The damn thing was always in the market, spraying money everywhere. I guess that's fine--great even, except for all the commissions and spotty stocks. So I added something of a throttle that would only trigger shorts or buys when the trend had at least a certain sharpness of slope. To determine the best threshold, I did our favorite strategy destroyed and optimized the parameter. Often here I'll just give up because over the contiguous range for the parameter, one will see all kinds of noise. Instead, if a parameter clusters, then we have a shot at something.
Somewhere around here I was still in a noisy land because I had all the NYSE symbols as possiblities, and was trading the whole day, so I cut that down to between 10:30AM and 3:00PM. Also, I eliminated all stocks that previously had shown they were missing ticks in that range--implying infrequent activity--were below $2.50, and close x volume was less than $10k per any given tick. That took it down to just over a hundred symbols.
After all this optimization and curve fitting, I decided to start looking through all the results. Across May, the indicator was exceptionally fond of trading LinkeIn. With a harem of 100+ equities available for its disposal, it would take LinkedIn a good 90% of the time. Under other circumstances I would praise its moral desires for monogamy but this didn't bode well for me. So I closed my eyes and started the out-of-sample test.
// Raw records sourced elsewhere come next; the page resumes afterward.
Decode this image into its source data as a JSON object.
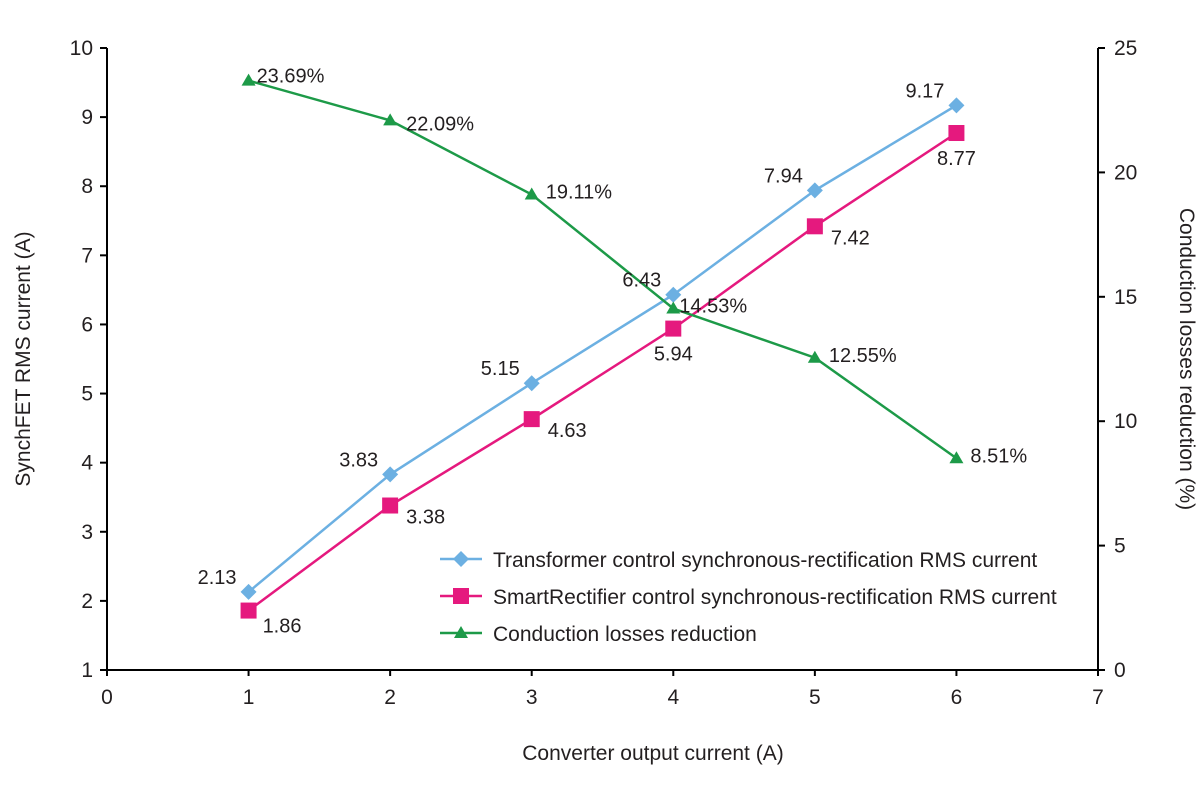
{
  "chart_data": {
    "type": "line",
    "x": [
      1,
      2,
      3,
      4,
      5,
      6
    ],
    "xlabel": "Converter output current (A)",
    "ylabel": "SynchFET RMS current (A)",
    "y2label": "Conduction losses reduction (%)",
    "xlim": [
      0,
      7
    ],
    "ylim": [
      1,
      10
    ],
    "y2lim": [
      0,
      25
    ],
    "xticks": [
      "0",
      "1",
      "2",
      "3",
      "4",
      "5",
      "6",
      "7"
    ],
    "yticks": [
      "1",
      "2",
      "3",
      "4",
      "5",
      "6",
      "7",
      "8",
      "9",
      "10"
    ],
    "y2ticks": [
      "0",
      "5",
      "10",
      "15",
      "20",
      "25"
    ],
    "grid": false,
    "legend_position": "bottom-right",
    "series": [
      {
        "name": "Transformer control synchronous-rectification RMS current",
        "axis": "left",
        "marker": "diamond",
        "color": "#6cb0e2",
        "values": [
          2.13,
          3.83,
          5.15,
          6.43,
          7.94,
          9.17
        ],
        "labels": [
          "2.13",
          "3.83",
          "5.15",
          "6.43",
          "7.94",
          "9.17"
        ]
      },
      {
        "name": "SmartRectifier control synchronous-rectification RMS current",
        "axis": "left",
        "marker": "square",
        "color": "#e5197e",
        "values": [
          1.86,
          3.38,
          4.63,
          5.94,
          7.42,
          8.77
        ],
        "labels": [
          "1.86",
          "3.38",
          "4.63",
          "5.94",
          "7.42",
          "8.77"
        ]
      },
      {
        "name": "Conduction losses reduction",
        "axis": "right",
        "marker": "triangle",
        "color": "#1d9a48",
        "values": [
          23.69,
          22.09,
          19.11,
          14.53,
          12.55,
          8.51
        ],
        "labels": [
          "23.69%",
          "22.09%",
          "19.11%",
          "14.53%",
          "12.55%",
          "8.51%"
        ]
      }
    ]
  }
}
Lo and behold, April was somewhat profitable, but June was a total wash. By that time, the strategy was meaningless. Oddly enough, the whole time it still obsessed over LNKD.
So I have no misconceptions that this scalp isn't going to work as-is. Some lessons over this:
1. I have never had any success getting small windows of stuff to work, although I doubt it's my style. I'm betting if I ever got one to work, it's going to take looking at a lot more data than just a few closing prices on the last few bars.
2. Some stocks can exhibit a common pattern for a very long time. If I were better at my stats, I'd love to be able to calculate the probability of LinkedIn exhibiting a pattern like that over and over. Then I can rub that in the random walker's faces. Until then I will just use the childish response "If your posterboy, Burton Makiel, believed in random markets so much, then why was he director of the Vanguard Group? You'd think you'd want somebody else managing your money, hmmm?" This is why I don't post too much.
3. Ultimately I think I went down this path trying to escape all the fakeouts in contemporary 1-minute data. The notion then was to trade below the threshold where they happen. If that sounds stupid that's because it is.
Some things I did learn:
1. Amibroker doesn't persist backtest parameters to new windows, so now I'm paranoid in some prior misadventures that I threw a baby out with the bath water on accident.
2. Now I know how to write DLLs for Amibroker, so I can go on Rent-a-coder and get paid $100 to write somebody's trading strategy that is inevitably specified as "like, some stuff with averages and stuff. You people should be smart at that."
3. During the data mine I understimated memory loading time. I optimized something related to that which took the data mine time down from, say, 5 days to, say, 30 seconds. I'd be proud of myself if it weren't for the fact I authored the original source in the first place.
I think my next adventures will be exploring mean reversion in FOREX. Expect something in a few weeks.